I was very interested to get some insight into my dad by reading something that he clearly thought was important enough to keep in our home library for 40 years. The thin book — less than 150 pages — is what now seems like a fairly quaint mash-up of capitalist rah-rahs, civics lessons, persuasion psychology, and Sunday school. It would be easy for someone like my small-town dad to buy in to all of it as he stood on the bottom rung of the fabled ladder of success. There are chapters on winning confidence, changing folks’ minds, and (uh) the use of appropriate force. I’m very glad to guess my dad skipped over the chapter on spanking children, which also featured a disturbing few paragraphs of “what to do with a child arsonist.” This Reilly guy really fits in a lot of stuff in 150 pages.

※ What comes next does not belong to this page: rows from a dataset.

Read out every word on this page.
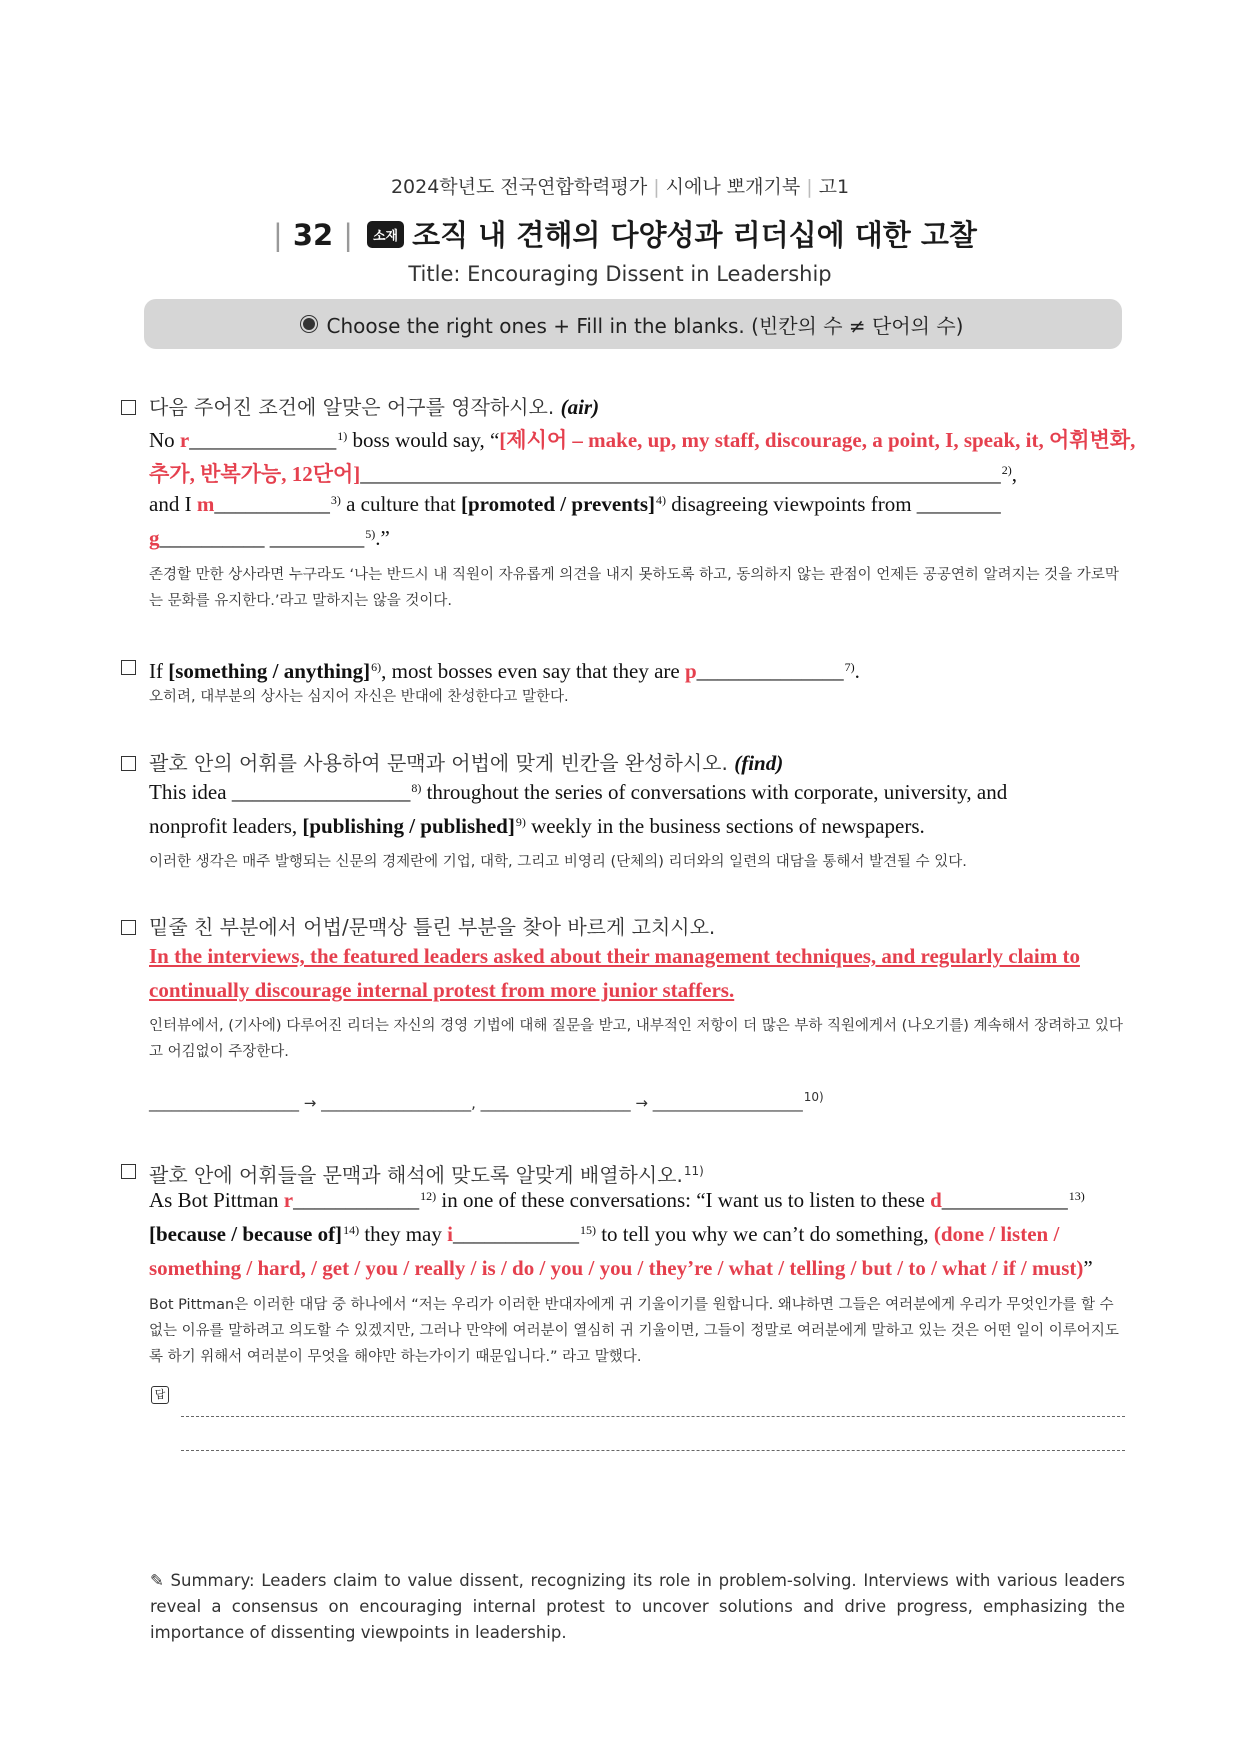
2024학년도 전국연합학력평가 | 시에나 뽀개기북 | 고1
| 32 | 소재 조직 내 견해의 다양성과 리더십에 대한 고찰
Title: Encouraging Dissent in Leadership
Choose the right ones + Fill in the blanks. (빈칸의 수 ≠ 단어의 수)
다음 주어진 조건에 알맞은 어구를 영작하시오. (air)
No r______________$^{1)}$ boss would say, “[제시어 – make, up, my staff, discourage, a point, I, speak, it, 어휘변화,
추가, 반복가능, 12단어]_____________________________________________________________$^{2)}$,
and I m___________$^{3)}$ a culture that [promoted / prevents]$^{4)}$ disagreeing viewpoints from ________
g__________ _________$^{5)}$.”
존경할 만한 상사라면 누구라도 ‘나는 반드시 내 직원이 자유롭게 의견을 내지 못하도록 하고, 동의하지 않는 관점이 언제든 공공연히 알려지는 것을 가로막는 문화를 유지한다.’라고 말하지는 않을 것이다.
If [something / anything]$^{6)}$, most bosses even say that they are p______________$^{7)}$.
오히려, 대부분의 상사는 심지어 자신은 반대에 찬성한다고 말한다.
괄호 안의 어휘를 사용하여 문맥과 어법에 맞게 빈칸을 완성하시오. (find)
This idea _________________$^{8)}$ throughout the series of conversations with corporate, university, and
nonprofit leaders, [publishing / published]$^{9)}$ weekly in the business sections of newspapers.
이러한 생각은 매주 발행되는 신문의 경제란에 기업, 대학, 그리고 비영리 (단체의) 리더와의 일련의 대담을 통해서 발견될 수 있다.
밑줄 친 부분에서 어법/문맥상 틀린 부분을 찾아 바르게 고치시오.
In the interviews, the featured leaders asked about their management techniques, and regularly claim to
continually discourage internal protest from more junior staffers.
인터뷰에서, (기사에) 다루어진 리더는 자신의 경영 기법에 대해 질문을 받고, 내부적인 저항이 더 많은 부하 직원에게서 (나오기를) 계속해서 장려하고 있다고 어김없이 주장한다.
____________________ → ____________________, ____________________ → ____________________$^{10)}$
괄호 안에 어휘들을 문맥과 해석에 맞도록 알맞게 배열하시오.$^{11)}$
As Bot Pittman r____________$^{12)}$ in one of these conversations: “I want us to listen to these d____________$^{13)}$
[because / because of]$^{14)}$ they may i____________$^{15)}$ to tell you why we can’t do something, (done / listen /
something / hard, / get / you / really / is / do / you / you / they’re / what / telling / but / to / what / if / must)”
Bot Pittman은 이러한 대담 중 하나에서 “저는 우리가 이러한 반대자에게 귀 기울이기를 원합니다. 왜냐하면 그들은 여러분에게 우리가 무엇인가를 할 수 없는 이유를 말하려고 의도할 수 있겠지만, 그러나 만약에 여러분이 열심히 귀 기울이면, 그들이 정말로 여러분에게 말하고 있는 것은 어떤 일이 이루어지도록 하기 위해서 여러분이 무엇을 해야만 하는가이기 때문입니다.” 라고 말했다.
답
✎ Summary: Leaders claim to value dissent, recognizing its role in problem-solving. Interviews with various leaders reveal a consensus on encouraging internal protest to uncover solutions and drive progress, emphasizing the importance of dissenting viewpoints in leadership.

What I wasn’t expecting was insight relevant to my own American life in 2025. This paragraph in the chapter entitled “Inspiring Belief” stopped me cold:
And every now and then, you have the high privilege of knowing a person who deserves your wholehearted belief in every possible kind of situation of any importance — a person whom you have seen conduct himself with poise, control, and good judgment in all kinds of personal, social, and business situations — a person wise enough not to undertake anything that he is not able to accomplish — a straight thinker, a planner, a man of action with broad vision, deep human sympathies, and sound beliefs, a man who senses the consequences of his actions far into the future, a man you would trust with your pocketbook, your wife, your daughter, your all.
I sat with the book and re-read the paragraph again, and it settled heavily in my chest like a rock to the bottom of the sea. Here is what would be considered a sober, conservative viewpoint in the mid-20th century, an idea for even a lowly associate salesperson or factory apprentice or anyone to aspire to. Reilly isn’t telling you to con people into thinking you are better than you are; he’s telling you that if you want to lead, you have to develop human qualities that inspire real confidence, ones that are multifaceted and you see in practice over and over again with true consistency.

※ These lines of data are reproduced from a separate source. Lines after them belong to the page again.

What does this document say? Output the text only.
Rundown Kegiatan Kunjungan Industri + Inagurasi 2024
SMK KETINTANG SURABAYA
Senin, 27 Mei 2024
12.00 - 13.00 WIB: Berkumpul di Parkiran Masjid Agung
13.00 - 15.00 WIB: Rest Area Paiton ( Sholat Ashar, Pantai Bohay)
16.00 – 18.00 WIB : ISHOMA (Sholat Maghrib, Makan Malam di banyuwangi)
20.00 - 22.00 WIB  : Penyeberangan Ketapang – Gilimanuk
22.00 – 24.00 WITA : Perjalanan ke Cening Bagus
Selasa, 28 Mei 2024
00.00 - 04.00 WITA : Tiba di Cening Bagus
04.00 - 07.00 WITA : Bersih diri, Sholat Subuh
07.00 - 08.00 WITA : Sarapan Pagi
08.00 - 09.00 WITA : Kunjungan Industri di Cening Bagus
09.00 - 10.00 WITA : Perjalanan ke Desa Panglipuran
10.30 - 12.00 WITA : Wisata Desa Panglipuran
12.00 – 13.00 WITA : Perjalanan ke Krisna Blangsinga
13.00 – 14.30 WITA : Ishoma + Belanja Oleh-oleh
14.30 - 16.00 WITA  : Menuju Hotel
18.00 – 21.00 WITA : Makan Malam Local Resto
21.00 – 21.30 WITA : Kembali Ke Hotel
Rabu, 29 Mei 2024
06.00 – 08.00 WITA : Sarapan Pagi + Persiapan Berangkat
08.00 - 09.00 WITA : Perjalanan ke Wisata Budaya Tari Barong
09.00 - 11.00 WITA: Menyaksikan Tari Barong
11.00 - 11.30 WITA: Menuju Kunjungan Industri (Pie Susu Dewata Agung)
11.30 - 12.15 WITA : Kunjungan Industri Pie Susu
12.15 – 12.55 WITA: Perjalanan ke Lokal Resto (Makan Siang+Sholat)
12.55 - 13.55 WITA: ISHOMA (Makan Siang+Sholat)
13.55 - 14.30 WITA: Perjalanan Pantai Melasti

WHEN EXACTLY WAS IT when we decided the LOWEST OF CHARACTERS should carry our fates?
I closed the book, and sighed. My dad would’ve been 105 next month. I mean, he never would’ve made it that far as an inveterate smoker and drinker who didn’t much fancy regular doctor visits, but I imagine if he had, Reilly’s vision and advice would probably have been erased by decades of hateful rhetoric flowing from the television. All of us know “good people” who have been manipulated into making awful choices. Less kindly viewed, manipulated into tapping into the worst of their natures. And cynically, maybe Reilly’s “straight thinker” was just a fantasy after all, an ideal that isn’t cognizant of the ever-present undercurrent of darkness in people.
But cynicism is laziness. Cynicism gives you a pass to do nothing, and to let the worst win. I used to be a cynic. Now I’m a grown-ass adult, and adults take responsibility.
I’m going to keep my dad’s book, and I’m going to bookmark the page that I quoted. That’s my bar. That’s who I expect to represent me, and that’s who I expect I should be: worthy of trust, confidence, and belief.